Türkiye tarihinde bir ilki gerçekleştirdi ve tamamen Türkiyeli mühendislerin elinden çıkan Göktürk-2 adlı uyduyu uzaya fırlattı.
Dünya için küçük, Türkiye için büyük adımlara açılan bir ilk adımdı bu.
Bu coğrafya ise, vaktiyle –ki 7. yüzyıldan 15. yüzyıla kadar geniş bir zaman dilimidir- bilimin, teknolojinin, sayısız alimin, bilim adamının ve mucidin anayurdu iken zamanla fiziken ve ruhen yenilmiş, büzülmüş bir yer haline gelmişti.
Üstelik Cumhuriyetin kuruluşundan sonra da muasır medeniyet seviyesine ulaşmak, istikbali göklerde aramak en temel motivasyondu.
On yılda yurdu baştan başa demir ağlarla örmek de övünç sebebiydi ve fakat bu devlet, ilk uydusunu kuruluşunun 90. yılına doğru ancak fırlatabiliyordu!
Ne olmuştu, neden olmuştu, şu an durumumuz neydi, ne yapmalıydık?
Bu konuları en iyi bilenlerden biriyle “bay teknoloji” lakaplı Prof. Dr. Davut Kavranoğlu ile konuştum.

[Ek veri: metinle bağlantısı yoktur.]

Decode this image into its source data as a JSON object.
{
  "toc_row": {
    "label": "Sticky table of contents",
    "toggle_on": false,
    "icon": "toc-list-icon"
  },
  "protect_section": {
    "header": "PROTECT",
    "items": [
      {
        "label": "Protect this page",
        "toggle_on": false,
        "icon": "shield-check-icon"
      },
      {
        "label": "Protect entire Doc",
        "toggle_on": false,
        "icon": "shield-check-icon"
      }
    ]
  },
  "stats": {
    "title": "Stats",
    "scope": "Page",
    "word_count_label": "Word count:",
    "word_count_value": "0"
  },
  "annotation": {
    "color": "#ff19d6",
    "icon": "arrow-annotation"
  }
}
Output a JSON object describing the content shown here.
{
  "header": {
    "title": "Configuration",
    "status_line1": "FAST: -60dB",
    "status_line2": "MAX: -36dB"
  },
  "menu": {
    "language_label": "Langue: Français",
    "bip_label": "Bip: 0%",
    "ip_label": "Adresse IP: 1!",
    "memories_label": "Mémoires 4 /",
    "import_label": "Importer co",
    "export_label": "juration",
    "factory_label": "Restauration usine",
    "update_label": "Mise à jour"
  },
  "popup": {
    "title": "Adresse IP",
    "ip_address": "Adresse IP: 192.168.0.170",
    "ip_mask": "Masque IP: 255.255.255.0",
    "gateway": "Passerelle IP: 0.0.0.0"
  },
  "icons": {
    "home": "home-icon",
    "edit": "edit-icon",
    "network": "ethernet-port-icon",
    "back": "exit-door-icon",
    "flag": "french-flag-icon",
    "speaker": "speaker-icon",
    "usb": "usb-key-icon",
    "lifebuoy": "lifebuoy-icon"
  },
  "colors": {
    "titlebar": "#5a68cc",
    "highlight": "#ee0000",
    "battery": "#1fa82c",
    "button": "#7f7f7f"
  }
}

Cumhuriyet tarihinin ilk atanan bakan yardımıcısı sıfatını taşıyan, Bilim Sanayi ve Teknoloji Bakan Yardımcısı Prof. Kavranoğlu’nun kişisel hikayesini –ki başlı başına bir başarı öyküsüdür- röportajın başında bulacaksınız, sorularımıza verdiği ufuk açıcı cevapları ise tamamında.
…
Türkiye’nin bilim ve teknoloji hikayesini konuşmaya başlamadan önce sizin hikayenizi dinlemek isterim. Siz Bilim Sanayi ve Teknoloji bakan yardımcısınız, atanan ilk bakan yardımcısı sizsiniz ve öğrencileriniz size “Bay Teknoloji” adını takmışlar.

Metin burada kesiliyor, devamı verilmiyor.